Mar 022011

Given its diversity of climates and immensely varied natural flora (see Mexico’s mega-biodiversity, Mexico is ideally suited for commercial floriculture (flower growing).

Helped by government support, floriculture expanded rapidly in the 1980s and 1990s. About 14,000 hectares of agricultural land are devoted to ornamental flowers, with 10,000 growers concentrating on 50 different varieties, the most important of which are gladioli, roses, chrysanthemums, carnations, birds-of-paradise and the nard. Mexico’s flower growers produce 83,000 tons/yr of flowers, 80% of them destined for the domestic market. Most flower farms are smallholdings of 1-3 hectares in size, though there are also about 150 high-tech, greenhouse-based operations for the export market.

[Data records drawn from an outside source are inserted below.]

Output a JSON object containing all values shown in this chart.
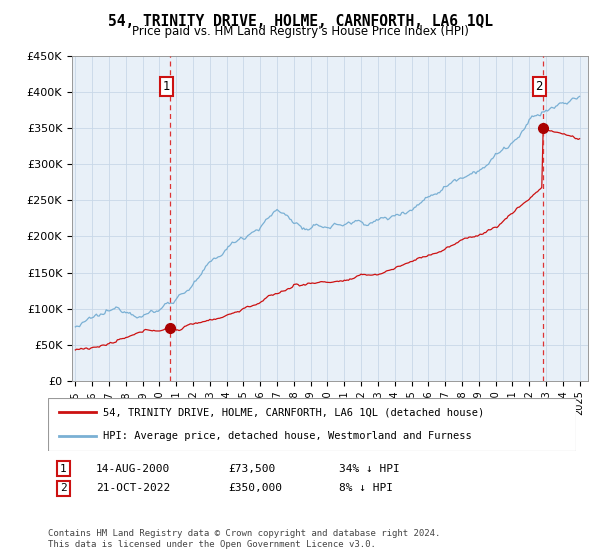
{
  "title": "54, TRINITY DRIVE, HOLME, CARNFORTH, LA6 1QL",
  "subtitle": "Price paid vs. HM Land Registry's House Price Index (HPI)",
  "plot_bg_color": "#e8f0f8",
  "ylim": [
    0,
    450000
  ],
  "yticks": [
    0,
    50000,
    100000,
    150000,
    200000,
    250000,
    300000,
    350000,
    400000,
    450000
  ],
  "ytick_labels": [
    "£0",
    "£50K",
    "£100K",
    "£150K",
    "£200K",
    "£250K",
    "£300K",
    "£350K",
    "£400K",
    "£450K"
  ],
  "xlim_start": 1994.8,
  "xlim_end": 2025.5,
  "sale1_x": 2000.62,
  "sale1_y": 73500,
  "sale2_x": 2022.8,
  "sale2_y": 350000,
  "hpi_line_color": "#7ab0d4",
  "price_line_color": "#cc1111",
  "sale_marker_color": "#aa0000",
  "sale_vline_color": "#dd3333",
  "grid_color": "#c8d8e8",
  "legend_label_red": "54, TRINITY DRIVE, HOLME, CARNFORTH, LA6 1QL (detached house)",
  "legend_label_blue": "HPI: Average price, detached house, Westmorland and Furness",
  "footer": "Contains HM Land Registry data © Crown copyright and database right 2024.\nThis data is licensed under the Open Government Licence v3.0."
}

In addition to the area dedicated to ornamental flowers, a further 9,000 hectares are devoted to plants and flowers used in the cosmetics and food flavoring industries.

The state of Mexico has the largest area devoted to floriculture in the country, centered on Villa Guerrero. Other states important for ornamental flowers are Baja California, Coahuila, Colima, Chiapas, Guanajuato, Guerrero, Jalisco, Michoacán, Morelos, Puebla, Querétaro, Tabasco, Veracruz, and, in the last five years, Yucatán.

The internal market for ornamentals is severely constricted by a lack of space in Mexico City’s wholesale market; the resulting congestion results in about 20% of all the fresh flowers arriving daily at the market having to be destroyed.

Mexico’s nationwide production of flowers is worth about 1 billion dollars a year. Only a small percentage of production is exported, mainly to the USA, with smaller amounts to Canada and Europe. While Mexican flower exports are currently worth some 50 million dollars, exports from Columbia are worth 550 million dollars and those from Ecuador and Costa Rica about 150 million.